In fact, with the revelations in the Guardian, the FSB showed it had not forgotten about its former operative. Instead of a treason charge, they went with bank fraud, claiming that Neumann had misappropriated a million and a half dollars. This Neumann dismisses as “a total lie,” an attempt to discredit him, pointing out that Creditimpex Bank lost its license in 2015, its owners officially called money launderers and criminals—although they continue to do business, apparently under FSB protection.

My job was to secure a safe residency in this country for the Neumanns, by suggesting strategies and guiding negotiations between Neumann’s and Victorya’s lawyers, the FBI, and ICE, with the help of Senator Wyden’s office. We succeeded in getting asylum for Victorya and a Grant of Deferral of Removal for Neumann. Thus, Neumann, Victorya, and their baby son will stay in this country. Both have received authorization to work, and Victorya has a clear path to permanent residency. Once she gets her green card, she can apply for a change in Neumann’s status.

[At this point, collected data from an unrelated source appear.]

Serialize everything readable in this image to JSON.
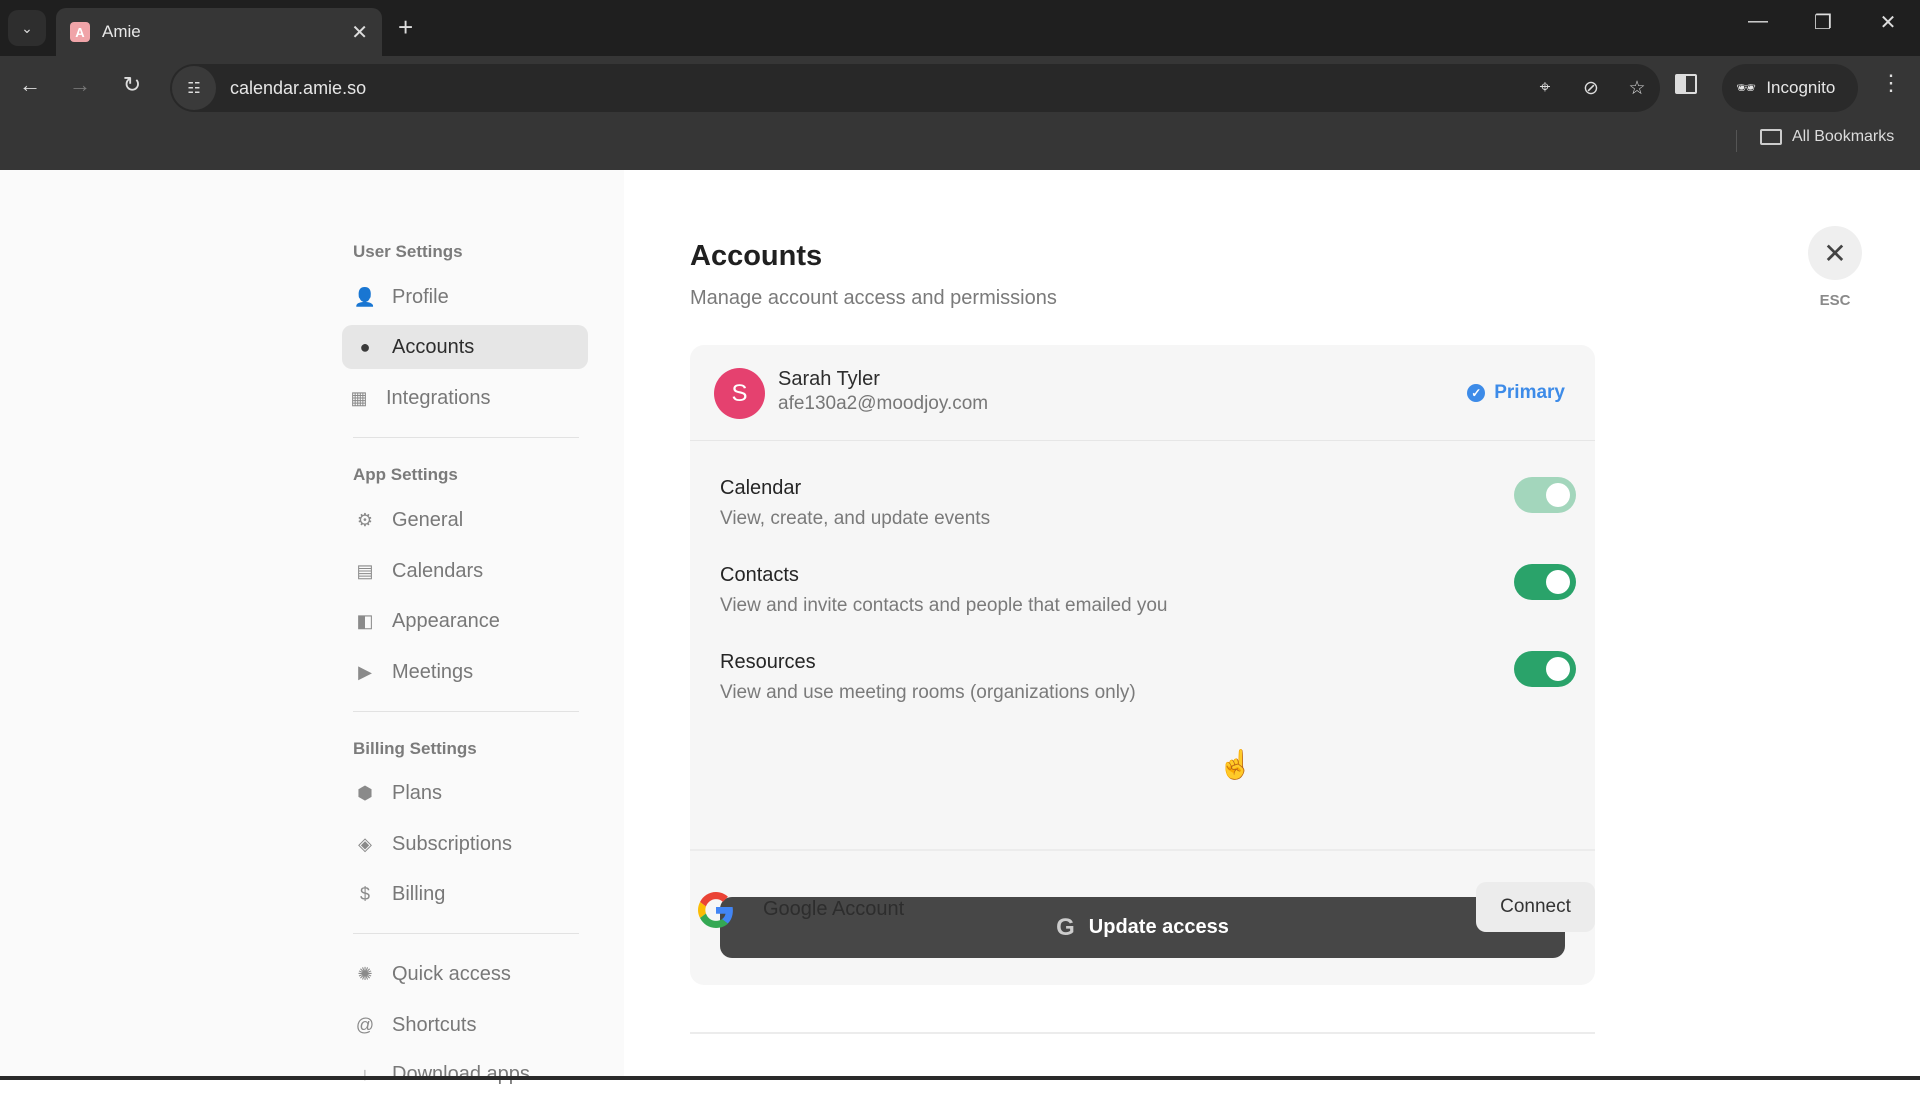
{
  "browser": {
    "tab_title": "Amie",
    "favicon_letter": "A",
    "url": "calendar.amie.so",
    "incognito_label": "Incognito",
    "bookmarks_label": "All Bookmarks",
    "icons": {
      "tab_search": "chevron-down-icon",
      "new_tab": "+",
      "minimize": "—",
      "restore": "❐",
      "close": "✕",
      "back": "←",
      "forward": "→",
      "reload": "↻",
      "menu": "⋮"
    }
  },
  "sidebar": {
    "sections": [
      {
        "label": "User Settings",
        "items": [
          {
            "label": "Profile",
            "icon": "profile-icon",
            "glyph": "👤",
            "active": false
          },
          {
            "label": "Accounts",
            "icon": "accounts-icon",
            "glyph": "●",
            "active": true
          },
          {
            "label": "Integrations",
            "icon": "integrations-icon",
            "glyph": "▦",
            "active": false
          }
        ]
      },
      {
        "label": "App Settings",
        "items": [
          {
            "label": "General",
            "icon": "gear-icon",
            "glyph": "⚙",
            "active": false
          },
          {
            "label": "Calendars",
            "icon": "calendar-icon",
            "glyph": "▤",
            "active": false
          },
          {
            "label": "Appearance",
            "icon": "appearance-icon",
            "glyph": "◧",
            "active": false
          },
          {
            "label": "Meetings",
            "icon": "video-icon",
            "glyph": "▶",
            "active": false
          }
        ]
      },
      {
        "label": "Billing Settings",
        "items": [
          {
            "label": "Plans",
            "icon": "plans-icon",
            "glyph": "⬢",
            "active": false
          },
          {
            "label": "Subscriptions",
            "icon": "box-icon",
            "glyph": "◈",
            "active": false
          },
          {
            "label": "Billing",
            "icon": "dollar-icon",
            "glyph": "$",
            "active": false
          }
        ]
      },
      {
        "label": "",
        "items": [
          {
            "label": "Quick access",
            "icon": "quick-access-icon",
            "glyph": "✺",
            "active": false
          },
          {
            "label": "Shortcuts",
            "icon": "at-icon",
            "glyph": "@",
            "active": false
          },
          {
            "label": "Download apps",
            "icon": "download-icon",
            "glyph": "↓",
            "active": false
          }
        ]
      }
    ]
  },
  "main": {
    "title": "Accounts",
    "subtitle": "Manage account access and permissions",
    "close_label": "ESC",
    "account": {
      "avatar_letter": "S",
      "avatar_color": "#e5416f",
      "name": "Sarah Tyler",
      "email": "afe130a2@moodjoy.com",
      "badge": "Primary",
      "badge_color": "#3d8be8"
    },
    "permissions": [
      {
        "title": "Calendar",
        "description": "View, create, and update events",
        "enabled": true,
        "disabled": true
      },
      {
        "title": "Contacts",
        "description": "View and invite contacts and people that emailed you",
        "enabled": true,
        "disabled": false
      },
      {
        "title": "Resources",
        "description": "View and use meeting rooms (organizations only)",
        "enabled": true,
        "disabled": false
      }
    ],
    "update_button": "Update access",
    "google_account": {
      "label": "Google Account",
      "connect_button": "Connect"
    },
    "toggle_color": "#2aa36a"
  }
}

After such a complicated resolution, I have to admit surprise at the sequel—a group of retired military and covert operatives has joined together in a fund-raiser for the Neumanns. Former Navy SEAL Michael Janke has offered Neumann and Victorya jobs as consultants for his film production company and is even arranging for housing in California. Neumann had previously found some TV work in Portland, appearing as a Russian heavy in the supernatural drama Grimm. Neumann appreciates the help, and the reason for it. “They are doing this for their country, for what they believe is right. They are fixing the mistakes of others who failed to do their jobs in the first place.”

I can understand some of his bitterness. To stick your neck out and come to a strange country in hopes of fighting corruption is hard enough. But when your newfound land can’t—or won’t—keep its promises, that must be a crushing blow. Worse, it has a chilling effect on others who might hope to trade important information for asylum in this country. Anyone willing to take possibly fatal risks to bring us warnings or intelligence should be welcomed vigorously, not confronted with an impassable line of bureaucrats. The Neumanns’ case may not show our treatment of defectors in a very flattering light, but it should be an object lesson for the future on how to show honest gratitude and project a strong message to other people out there who would want to help America’s homeland security issues here and abroad.